Bruteforcing a symmetric cipher

Question

I don't understand how we could bruteforce a symmetric cipher.

Let's take AES with a key size of $128$ as an example. It means that there are $2^{128}$ possible keys, and as many ways to decrypt a ciphertext $c$. Given that there are so many different keys, it is theorically possible to decrypt $c$ into multiple plausible messages (e.g. message that read like english). So while we are bruteforcing $c$, if at some point we obtain a plausible message we can't tell for sure that we found the good key because there are plenty of other plausible messages that we haven't found yet.

It's not like with hash functions or asymmetric ciphers, where we have a way to make sure that we found the good antecedent/private key.
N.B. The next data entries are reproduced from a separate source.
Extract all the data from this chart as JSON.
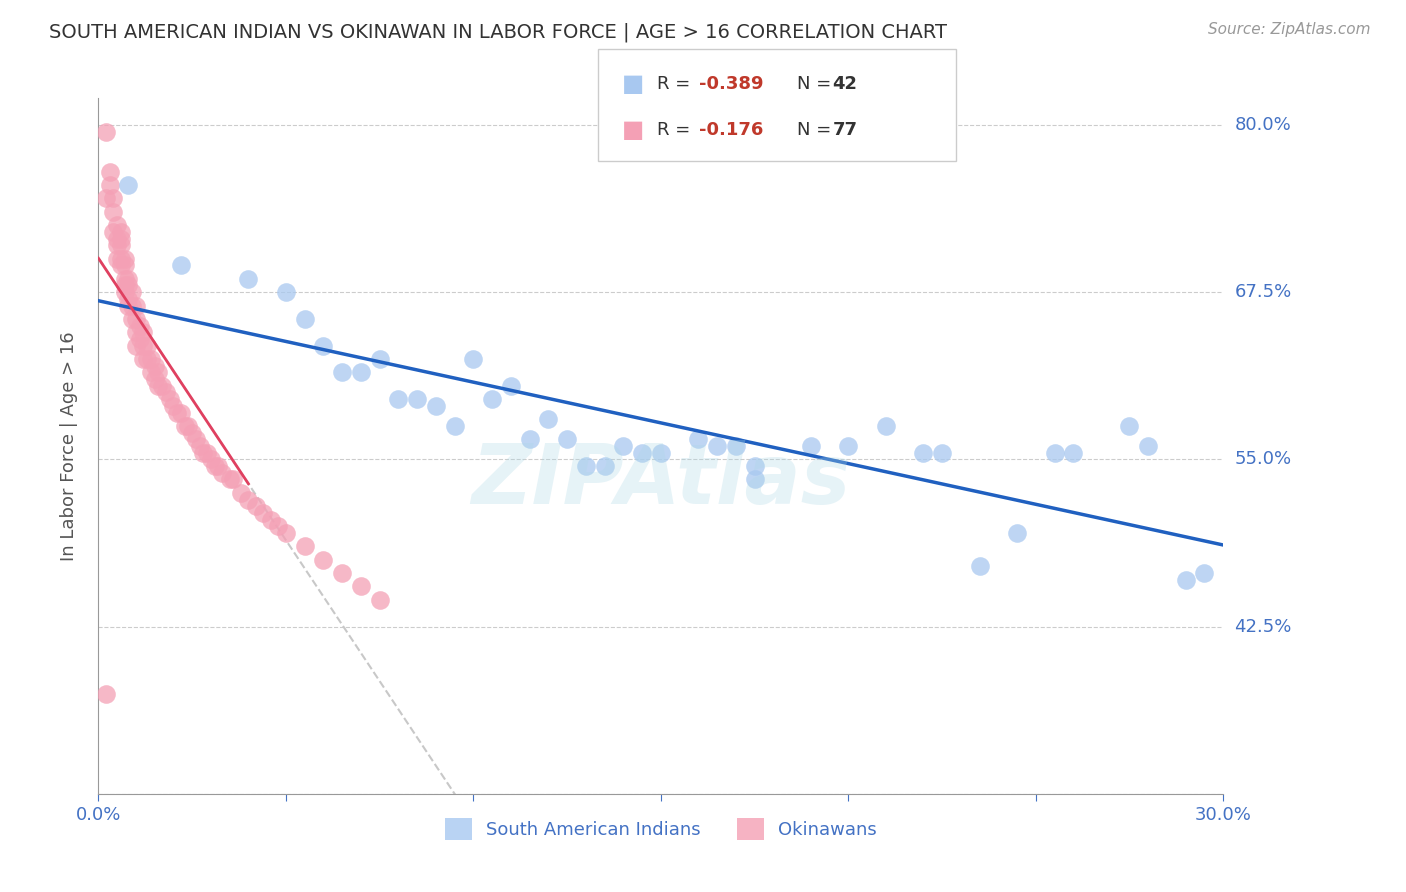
{
  "title": "SOUTH AMERICAN INDIAN VS OKINAWAN IN LABOR FORCE | AGE > 16 CORRELATION CHART",
  "source": "Source: ZipAtlas.com",
  "ylabel": "In Labor Force | Age > 16",
  "xlim": [
    0.0,
    0.3
  ],
  "ylim": [
    0.3,
    0.82
  ],
  "xtick_positions": [
    0.0,
    0.05,
    0.1,
    0.15,
    0.2,
    0.25,
    0.3
  ],
  "xticklabels": [
    "0.0%",
    "",
    "",
    "",
    "",
    "",
    "30.0%"
  ],
  "ytick_positions": [
    0.3,
    0.425,
    0.55,
    0.675,
    0.8
  ],
  "yticklabels": [
    "30.0%",
    "42.5%",
    "55.0%",
    "67.5%",
    "80.0%"
  ],
  "label_blue": "South American Indians",
  "label_pink": "Okinawans",
  "blue_color": "#A8C8F0",
  "pink_color": "#F4A0B5",
  "trendline_blue_color": "#2060C0",
  "trendline_pink_color": "#E04060",
  "trendline_gray_color": "#C8C8C8",
  "watermark": "ZIPAtlas",
  "legend_blue_r": "R = ",
  "legend_blue_rv": "-0.389",
  "legend_blue_n": "N = ",
  "legend_blue_nv": "42",
  "legend_pink_r": "R = ",
  "legend_pink_rv": "-0.176",
  "legend_pink_n": "N = ",
  "legend_pink_nv": "77",
  "blue_x": [
    0.008,
    0.022,
    0.04,
    0.05,
    0.055,
    0.06,
    0.065,
    0.07,
    0.075,
    0.08,
    0.085,
    0.09,
    0.095,
    0.1,
    0.105,
    0.11,
    0.115,
    0.12,
    0.125,
    0.13,
    0.135,
    0.14,
    0.145,
    0.15,
    0.16,
    0.165,
    0.17,
    0.175,
    0.175,
    0.19,
    0.2,
    0.21,
    0.22,
    0.225,
    0.235,
    0.245,
    0.255,
    0.26,
    0.275,
    0.28,
    0.29,
    0.295
  ],
  "blue_y": [
    0.755,
    0.695,
    0.685,
    0.675,
    0.655,
    0.635,
    0.615,
    0.615,
    0.625,
    0.595,
    0.595,
    0.59,
    0.575,
    0.625,
    0.595,
    0.605,
    0.565,
    0.58,
    0.565,
    0.545,
    0.545,
    0.56,
    0.555,
    0.555,
    0.565,
    0.56,
    0.56,
    0.545,
    0.535,
    0.56,
    0.56,
    0.575,
    0.555,
    0.555,
    0.47,
    0.495,
    0.555,
    0.555,
    0.575,
    0.56,
    0.46,
    0.465
  ],
  "pink_x": [
    0.002,
    0.002,
    0.003,
    0.003,
    0.004,
    0.004,
    0.004,
    0.005,
    0.005,
    0.005,
    0.005,
    0.006,
    0.006,
    0.006,
    0.006,
    0.006,
    0.007,
    0.007,
    0.007,
    0.007,
    0.007,
    0.008,
    0.008,
    0.008,
    0.008,
    0.009,
    0.009,
    0.009,
    0.01,
    0.01,
    0.01,
    0.01,
    0.011,
    0.011,
    0.012,
    0.012,
    0.012,
    0.013,
    0.013,
    0.014,
    0.014,
    0.015,
    0.015,
    0.016,
    0.016,
    0.017,
    0.018,
    0.019,
    0.02,
    0.021,
    0.022,
    0.023,
    0.024,
    0.025,
    0.026,
    0.027,
    0.028,
    0.029,
    0.03,
    0.031,
    0.032,
    0.033,
    0.035,
    0.036,
    0.038,
    0.04,
    0.042,
    0.044,
    0.046,
    0.048,
    0.05,
    0.055,
    0.06,
    0.065,
    0.07,
    0.075,
    0.002
  ],
  "pink_y": [
    0.795,
    0.745,
    0.765,
    0.755,
    0.745,
    0.735,
    0.72,
    0.725,
    0.715,
    0.71,
    0.7,
    0.72,
    0.715,
    0.71,
    0.7,
    0.695,
    0.7,
    0.695,
    0.685,
    0.68,
    0.675,
    0.685,
    0.68,
    0.67,
    0.665,
    0.675,
    0.665,
    0.655,
    0.665,
    0.655,
    0.645,
    0.635,
    0.65,
    0.64,
    0.645,
    0.635,
    0.625,
    0.635,
    0.625,
    0.625,
    0.615,
    0.62,
    0.61,
    0.615,
    0.605,
    0.605,
    0.6,
    0.595,
    0.59,
    0.585,
    0.585,
    0.575,
    0.575,
    0.57,
    0.565,
    0.56,
    0.555,
    0.555,
    0.55,
    0.545,
    0.545,
    0.54,
    0.535,
    0.535,
    0.525,
    0.52,
    0.515,
    0.51,
    0.505,
    0.5,
    0.495,
    0.485,
    0.475,
    0.465,
    0.455,
    0.445,
    0.375
  ]
}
So I don't understand what they mean in this article: https://en.wikipedia.org/wiki/Key_size

For example:

For instance, Triple DES was designed to have a $168$ bit key, but an attack of complexity $2^{112}$ is now known (i.e. Triple DES now only has $112$ bits of security, and of the $168$ bits in the key the attack has rendered $56$ 'ineffective' towards security).

Even if Triple DES only had 50 bits of security, we would still be able to decrypt multiple plausible messages that are not the original message, let alone the case where the original message is gibberish and not necessarily natural language. I feel like the notion of "security level" is not the same for hash functions/asymmetric ciphers and symmetric ciphers. For both, it refers to the subset of the antecedent/key space that we know the good antecedent/key is in, but for the latter, we can never be sure that we have found the good secret key, and thus that we bruteforced successfully.

Could you explain it to me please? Thank you for your help.

Answer 1

You are forgetting that messages usually consist of many blocks and that many messages contain much more structure than just English text. For example an RSA private key will, when encoded, have a easy to distinguish header and will consist of many blocks of plaintext / ciphertext when encrypted with a block cipher. The same is true for Word documents, XML messages, images and many other formats.

Otherwise, it is a simple game of chance. At each block that decrypts correctly according to the available information, you get more confident that you've found the right message. However, you can choose a block for which you have the most information and only continue decrypting the next block once you've found a match. That way you can very quickly filter out wrong keys.

For instance, for English text you'll generally know at least one bit: the highest one bit of ASCII text is always zero, so that already makes 8 bits per block that you need to get right. Assume that you've got another 2 bits per byte / character simply by checking if the English text is consistent after that. Then you only need to advance to the next block once in $2^{8 \cdot 3} = 2^{24} = 16,777,216$. During the calculation of cryptographic strength, we can safely ignore that kind of detail. If the message is very small then such analysis will indeed fail, and you cannot tell if the key is correct or not. This is easy to show by looking at single bit encryption, e.g. using stream cipher mode such as CTR.

As indicated in the comments, generally we also assume that messages have integrity protection and provide message authentication, usually through authenticated cipher modes or explicit inclusion of a Message Authentication Code (MAC) / authentication tag. In that case, the correctness of the key can also be verified through that code. For most modes that add at least 64 bits to test (128 bits for most authenticated modes and 256 or more if HMAC is used).

Usually, for attacks, we assume that (part of) the message is known, i.e. known plaintext for a known-plaintext attack at the very minimum. Ciphers are expected to be even more secure than that: allowing the attacker to choose which messages get encrypted while leaking no information about the data (other then information about the message size). In other words, the ciphertext should be INDistinguishable from random under a Chosen Plaintext Attack, i.e. IND-CPA secure.